Среди нескольких группировок, обведенных красным полицейским карандашом в списке представляющих особую опасность, значилась в бумагах Саланцева одна, где руководителем и идейным вдохновителем был некто Немиров. Вполне русская фамилия – Немиров. Немиров Олег. Отчество французы почему-то не написали, хотя московский УБОП отчество этого человека знал очень хорошо: Матвеевич. Олег Матвеевич за свои неполные сорок лет жизни вырубил в красноярских лагерях столько кедров, что на этой делянке можно было без труда уместить ведущий металлургический комбинат страны. Пять лет назад это ему порядком приелось, захотелось чего-то нового, приятного, когда ложишься спать, где хочешь, а не куда уложат, и встаешь, когда просыпаешься, а не когда в квартиру ломятся по наводке озверевшие менты.

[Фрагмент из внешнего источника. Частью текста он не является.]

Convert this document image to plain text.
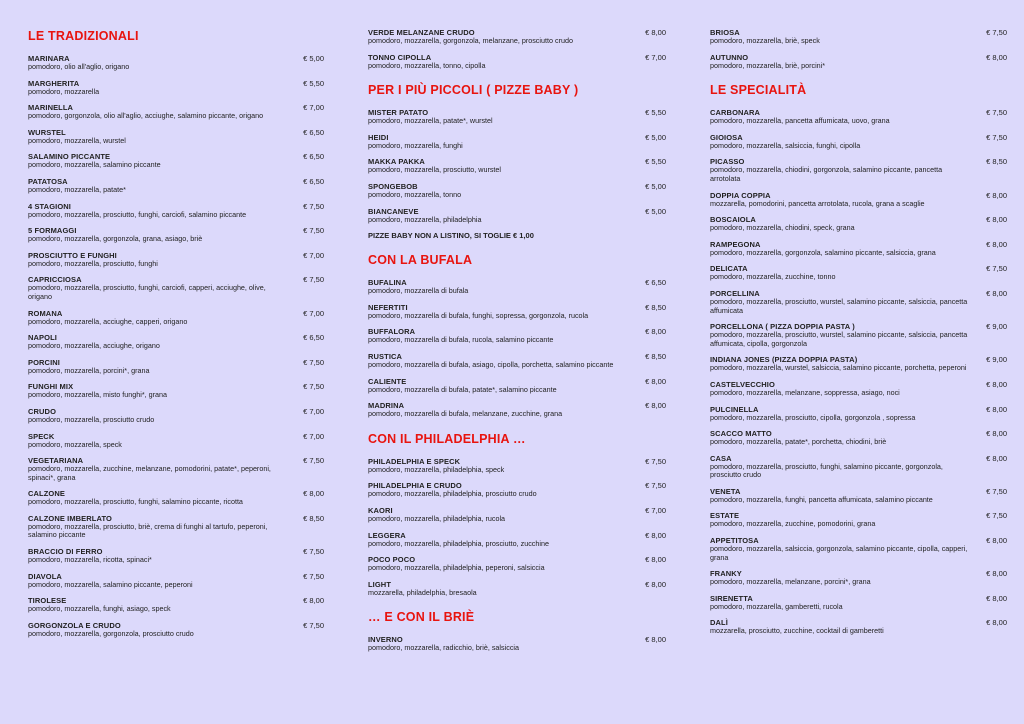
LE TRADIZIONALI
MARINARA
pomodoro, olio all'aglio, origano
€ 5,00
MARGHERITA
pomodoro, mozzarella
€ 5,50
MARINELLA
pomodoro, gorgonzola, olio all'aglio, acciughe, salamino piccante, origano
€ 7,00
WURSTEL
pomodoro, mozzarella, wurstel
€ 6,50
SALAMINO PICCANTE
pomodoro, mozzarella, salamino piccante
€ 6,50
PATATOSA
pomodoro, mozzarella, patate*
€ 6,50
4 STAGIONI
pomodoro, mozzarella, prosciutto, funghi, carciofi, salamino piccante
€ 7,50
5 FORMAGGI
pomodoro, mozzarella, gorgonzola, grana, asiago, briè
€ 7,50
PROSCIUTTO E FUNGHI
pomodoro, mozzarella, prosciutto, funghi
€ 7,00
CAPRICCIOSA
pomodoro, mozzarella, prosciutto, funghi, carciofi, capperi, acciughe, olive, origano
€ 7,50
ROMANA
pomodoro, mozzarella, acciughe, capperi, origano
€ 7,00
NAPOLI
pomodoro, mozzarella, acciughe, origano
€ 6,50
PORCINI
pomodoro, mozzarella, porcini*, grana
€ 7,50
FUNGHI MIX
pomodoro, mozzarella, misto funghi*, grana
€ 7,50
CRUDO
pomodoro, mozzarella, prosciutto crudo
€ 7,00
SPECK
pomodoro, mozzarella, speck
€ 7,00
VEGETARIANA
pomodoro, mozzarella, zucchine, melanzane, pomodorini, patate*, peperoni, spinaci*, grana
€ 7,50
CALZONE
pomodoro, mozzarella, prosciutto, funghi, salamino piccante, ricotta
€ 8,00
CALZONE IMBERLATO
pomodoro, mozzarella, prosciutto, briè, crema di funghi al tartufo, peperoni, salamino piccante
€ 8,50
BRACCIO DI FERRO
pomodoro, mozzarella, ricotta, spinaci*
€ 7,50
DIAVOLA
pomodoro, mozzarella, salamino piccante, peperoni
€ 7,50
TIROLESE
pomodoro, mozzarella, funghi, asiago, speck
€ 8,00
GORGONZOLA E CRUDO
pomodoro, mozzarella, gorgonzola, prosciutto crudo
€ 7,50
VERDE MELANZANE CRUDO
pomodoro, mozzarella, gorgonzola, melanzane, prosciutto crudo
€ 8,00
TONNO CIPOLLA
pomodoro, mozzarella, tonno, cipolla
€ 7,00
PER I PIÙ PICCOLI ( PIZZE BABY )
MISTER PATATO
pomodoro, mozzarella, patate*, wurstel
€ 5,50
HEIDI
pomodoro, mozzarella, funghi
€ 5,00
MAKKA PAKKA
pomodoro, mozzarella, prosciutto, wurstel
€ 5,50
SPONGEBOB
pomodoro, mozzarella, tonno
€ 5,00
BIANCANEVE
pomodoro, mozzarella, philadelphia
€ 5,00
PIZZE BABY NON A LISTINO, SI TOGLIE € 1,00
CON LA BUFALA
BUFALINA
pomodoro, mozzarella di bufala
€ 6,50
NEFERTITI
pomodoro, mozzarella di bufala, funghi, sopressa, gorgonzola, rucola
€ 8,50
BUFFALORA
pomodoro, mozzarella di bufala, rucola, salamino piccante
€ 8,00
RUSTICA
pomodoro, mozzarella di bufala, asiago, cipolla, porchetta, salamino piccante
€ 8,50
CALIENTE
pomodoro, mozzarella di bufala, patate*, salamino piccante
€ 8,00
MADRINA
pomodoro, mozzarella di bufala, melanzane, zucchine, grana
€ 8,00
CON IL PHILADELPHIA …
PHILADELPHIA E SPECK
pomodoro, mozzarella, philadelphia, speck
€ 7,50
PHILADELPHIA E CRUDO
pomodoro, mozzarella, philadelphia, prosciutto crudo
€ 7,50
KAORI
pomodoro, mozzarella, philadelphia, rucola
€ 7,00
LEGGERA
pomodoro, mozzarella, philadelphia, prosciutto, zucchine
€ 8,00
POCO POCO
pomodoro, mozzarella, philadelphia, peperoni, salsiccia
€ 8,00
LIGHT
mozzarella, philadelphia, bresaola
€ 8,00
… E CON IL BRIÈ
INVERNO
pomodoro, mozzarella, radicchio, briè, salsiccia
€ 8,00
BRIOSA
pomodoro, mozzarella, briè, speck
€ 7,50
AUTUNNO
pomodoro, mozzarella, briè, porcini*
€ 8,00
LE SPECIALITÀ
CARBONARA
pomodoro, mozzarella, pancetta affumicata, uovo, grana
€ 7,50
GIOIOSA
pomodoro, mozzarella, salsiccia, funghi, cipolla
€ 7,50
PICASSO
pomodoro, mozzarella, chiodini, gorgonzola, salamino piccante, pancetta arrotolata
€ 8,50
DOPPIA COPPIA
mozzarella, pomodorini, pancetta arrotolata, rucola, grana a scaglie
€ 8,00
BOSCAIOLA
pomodoro, mozzarella, chiodini, speck, grana
€ 8,00
RAMPEGONA
pomodoro, mozzarella, gorgonzola, salamino piccante, salsiccia, grana
€ 8,00
DELICATA
pomodoro, mozzarella, zucchine, tonno
€ 7,50
PORCELLINA
pomodoro, mozzarella, prosciutto, wurstel, salamino piccante, salsiccia, pancetta affumicata
€ 8,00
PORCELLONA ( PIZZA DOPPIA PASTA )
pomodoro, mozzarella, prosciutto, wurstel, salamino piccante, salsiccia, pancetta affumicata, cipolla, gorgonzola
€ 9,00
INDIANA JONES (PIZZA DOPPIA PASTA)
pomodoro, mozzarella, wurstel, salsiccia, salamino piccante, porchetta, peperoni
€ 9,00
CASTELVECCHIO
pomodoro, mozzarella, melanzane, soppressa, asiago, noci
€ 8,00
PULCINELLA
pomodoro, mozzarella, prosciutto, cipolla, gorgonzola , sopressa
€ 8,00
SCACCO MATTO
pomodoro, mozzarella, patate*, porchetta, chiodini, briè
€ 8,00
CASA
pomodoro, mozzarella, prosciutto, funghi, salamino piccante, gorgonzola, prosciutto crudo
€ 8,00
VENETA
pomodoro, mozzarella, funghi, pancetta affumicata, salamino piccante
€ 7,50
ESTATE
pomodoro, mozzarella, zucchine, pomodorini, grana
€ 7,50
APPETITOSA
pomodoro, mozzarella, salsiccia, gorgonzola, salamino piccante, cipolla, capperi, grana
€ 8,00
FRANKY
pomodoro, mozzarella, melanzane, porcini*, grana
€ 8,00
SIRENETTA
pomodoro, mozzarella, gamberetti, rucola
€ 8,00
DALÌ
mozzarella, prosciutto, zucchine, cocktail di gamberetti
€ 8,00
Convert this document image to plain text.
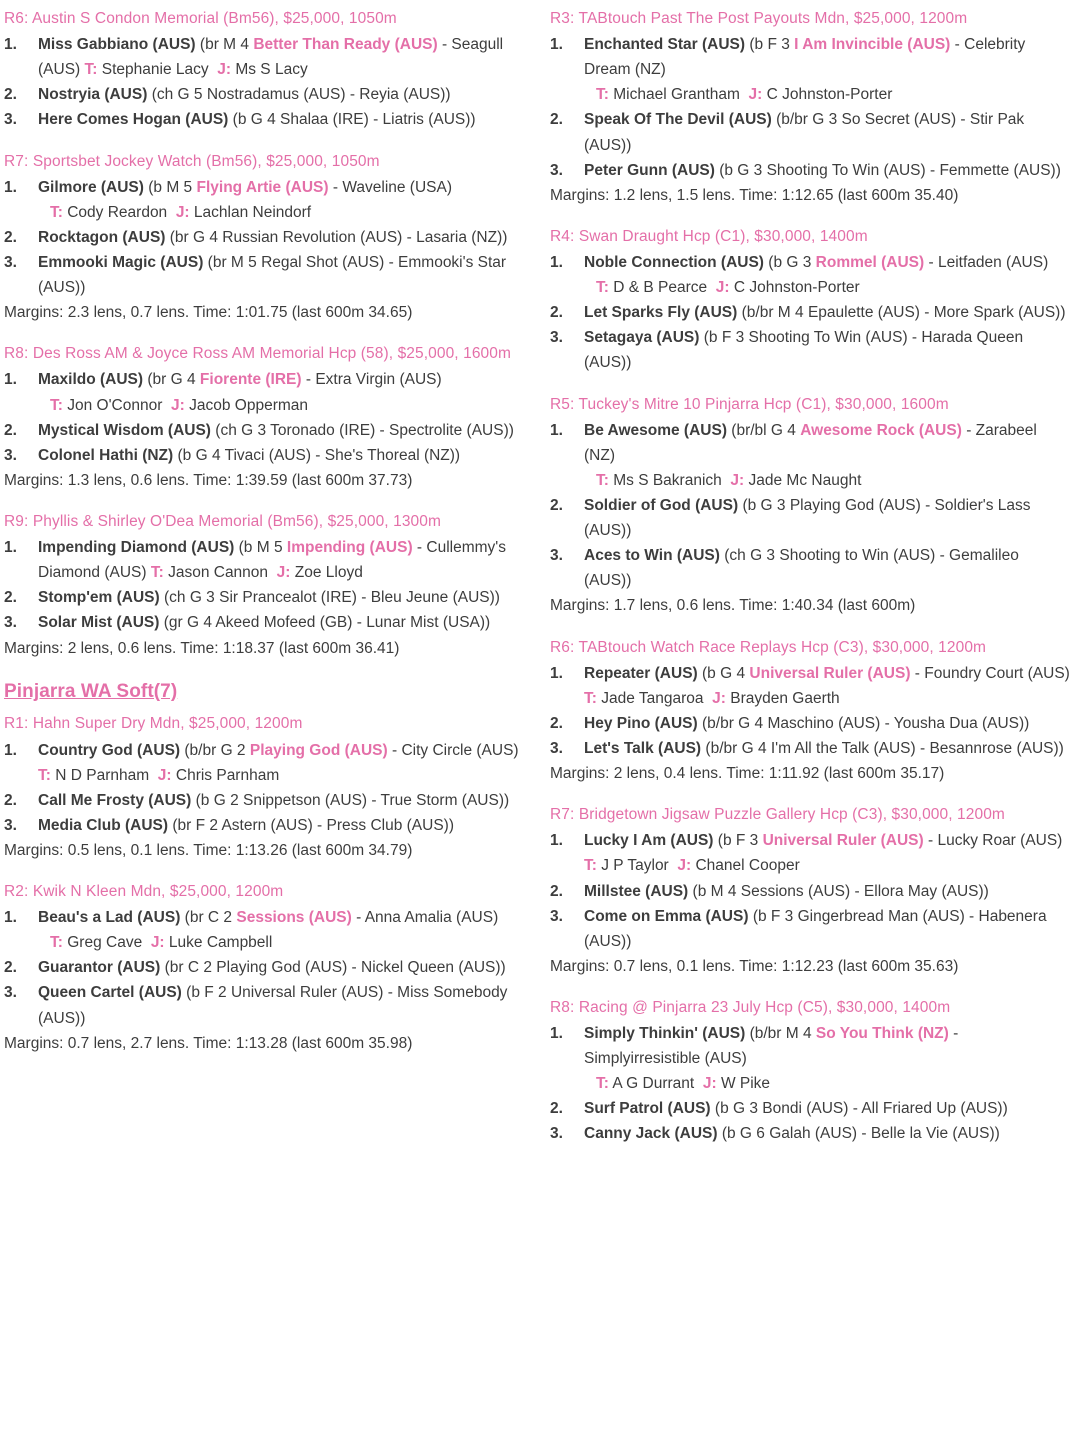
R6: Austin S Condon Memorial (Bm56), $25,000, 1050m
1.	Miss Gabbiano (AUS) (br M 4 Better Than Ready (AUS) - Seagull (AUS) T: Stephanie Lacy J: Ms S Lacy
2.	Nostryia (AUS) (ch G 5 Nostradamus (AUS) - Reyia (AUS))
3.	Here Comes Hogan (AUS) (b G 4 Shalaa (IRE) - Liatris (AUS))
R7: Sportsbet Jockey Watch (Bm56), $25,000, 1050m
1.	Gilmore (AUS) (b M 5 Flying Artie (AUS) - Waveline (USA)
T: Cody Reardon J: Lachlan Neindorf
2.	Rocktagon (AUS) (br G 4 Russian Revolution (AUS) - Lasaria (NZ))
3.	Emmooki Magic (AUS) (br M 5 Regal Shot (AUS) - Emmooki's Star (AUS))
Margins: 2.3 lens, 0.7 lens. Time: 1:01.75 (last 600m 34.65)
R8: Des Ross AM & Joyce Ross AM Memorial Hcp (58), $25,000, 1600m
1.	Maxildo (AUS) (br G 4 Fiorente (IRE) - Extra Virgin (AUS)
T: Jon O'Connor J: Jacob Opperman
2.	Mystical Wisdom (AUS) (ch G 3 Toronado (IRE) - Spectrolite (AUS))
3.	Colonel Hathi (NZ) (b G 4 Tivaci (AUS) - She's Thoreal (NZ))
Margins: 1.3 lens, 0.6 lens. Time: 1:39.59 (last 600m 37.73)
R9: Phyllis & Shirley O'Dea Memorial (Bm56), $25,000, 1300m
1.	Impending Diamond (AUS) (b M 5 Impending (AUS) - Cullemmy's Diamond (AUS) T: Jason Cannon J: Zoe Lloyd
2.	Stomp'em (AUS) (ch G 3 Sir Prancealot (IRE) - Bleu Jeune (AUS))
3.	Solar Mist (AUS) (gr G 4 Akeed Mofeed (GB) - Lunar Mist (USA))
Margins: 2 lens, 0.6 lens. Time: 1:18.37 (last 600m 36.41)
Pinjarra WA Soft(7)
R1: Hahn Super Dry Mdn, $25,000, 1200m
1.	Country God (AUS) (b/br G 2 Playing God (AUS) - City Circle (AUS) T: N D Parnham J: Chris Parnham
2.	Call Me Frosty (AUS) (b G 2 Snippetson (AUS) - True Storm (AUS))
3.	Media Club (AUS) (br F 2 Astern (AUS) - Press Club (AUS))
Margins: 0.5 lens, 0.1 lens. Time: 1:13.26 (last 600m 34.79)
R2: Kwik N Kleen Mdn, $25,000, 1200m
1.	Beau's a Lad (AUS) (br C 2 Sessions (AUS) - Anna Amalia (AUS)
T: Greg Cave J: Luke Campbell
2.	Guarantor (AUS) (br C 2 Playing God (AUS) - Nickel Queen (AUS))
3.	Queen Cartel (AUS) (b F 2 Universal Ruler (AUS) - Miss Somebody (AUS))
Margins: 0.7 lens, 2.7 lens. Time: 1:13.28 (last 600m 35.98)
R3: TABtouch Past The Post Payouts Mdn, $25,000, 1200m
1.	Enchanted Star (AUS) (b F 3 I Am Invincible (AUS) - Celebrity Dream (NZ)
T: Michael Grantham J: C Johnston-Porter
2.	Speak Of The Devil (AUS) (b/br G 3 So Secret (AUS) - Stir Pak (AUS))
3.	Peter Gunn (AUS) (b G 3 Shooting To Win (AUS) - Femmette (AUS))
Margins: 1.2 lens, 1.5 lens. Time: 1:12.65 (last 600m 35.40)
R4: Swan Draught Hcp (C1), $30,000, 1400m
1.	Noble Connection (AUS) (b G 3 Rommel (AUS) - Leitfaden (AUS)
T: D & B Pearce J: C Johnston-Porter
2.	Let Sparks Fly (AUS) (b/br M 4 Epaulette (AUS) - More Spark (AUS))
3.	Setagaya (AUS) (b F 3 Shooting To Win (AUS) - Harada Queen (AUS))
R5: Tuckey's Mitre 10 Pinjarra Hcp (C1), $30,000, 1600m
1.	Be Awesome (AUS) (br/bl G 4 Awesome Rock (AUS) - Zarabeel (NZ)
T: Ms S Bakranich J: Jade Mc Naught
2.	Soldier of God (AUS) (b G 3 Playing God (AUS) - Soldier's Lass (AUS))
3.	Aces to Win (AUS) (ch G 3 Shooting to Win (AUS) - Gemalileo (AUS))
Margins: 1.7 lens, 0.6 lens. Time: 1:40.34 (last 600m)
R6: TABtouch Watch Race Replays Hcp (C3), $30,000, 1200m
1.	Repeater (AUS) (b G 4 Universal Ruler (AUS) - Foundry Court (AUS) T: Jade Tangaroa J: Brayden Gaerth
2.	Hey Pino (AUS) (b/br G 4 Maschino (AUS) - Yousha Dua (AUS))
3.	Let's Talk (AUS) (b/br G 4 I'm All the Talk (AUS) - Besannrose (AUS))
Margins: 2 lens, 0.4 lens. Time: 1:11.92 (last 600m 35.17)
R7: Bridgetown Jigsaw Puzzle Gallery Hcp (C3), $30,000, 1200m
1.	Lucky I Am (AUS) (b F 3 Universal Ruler (AUS) - Lucky Roar (AUS) T: J P Taylor J: Chanel Cooper
2.	Millstee (AUS) (b M 4 Sessions (AUS) - Ellora May (AUS))
3.	Come on Emma (AUS) (b F 3 Gingerbread Man (AUS) - Habenera (AUS))
Margins: 0.7 lens, 0.1 lens. Time: 1:12.23 (last 600m 35.63)
R8: Racing @ Pinjarra 23 July Hcp (C5), $30,000, 1400m
1.	Simply Thinkin' (AUS) (b/br M 4 So You Think (NZ) - Simplyirresistible (AUS)
T: A G Durrant J: W Pike
2.	Surf Patrol (AUS) (b G 3 Bondi (AUS) - All Friared Up (AUS))
3.	Canny Jack (AUS) (b G 6 Galah (AUS) - Belle la Vie (AUS))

Немиров уложил в сумку вещи – тапочки, майку, зубную щетку, сунул в карман билет на самолет до Парижа, а в другой – двести франков, и улетел. Это было в одна тысяча девятьсот девяносто девятом году, двенадцатого апреля.
Уже через два дня Немиров был задержан парижской полицией за то, что у пятого дома по улице Рю Бонапарте в восемь часов вечера избил до полусмерти четверых латиноамериканцев. Выяснили, разобрались и отпустили: самозащита. Латиносы из местной преступной группировки хотели отобрать у русского эмигранта сумку с майкой, тот не отдал. В Европе имущество – второе по святости после Конституции. На всякий случай сделали запрос в Россию через местное отделение Интерпола. Полученный факс читали и сворачивали в свиток полчаса всей жандармерией участка. «С новым русским вас!» – сказал комиссар полиции и велел взять Олега под контроль. Тот из-под него вышел в тот же день и через трое суток встал под контроль уже в Ницце у другого комиссара полиции. А вскоре и у самого префекта.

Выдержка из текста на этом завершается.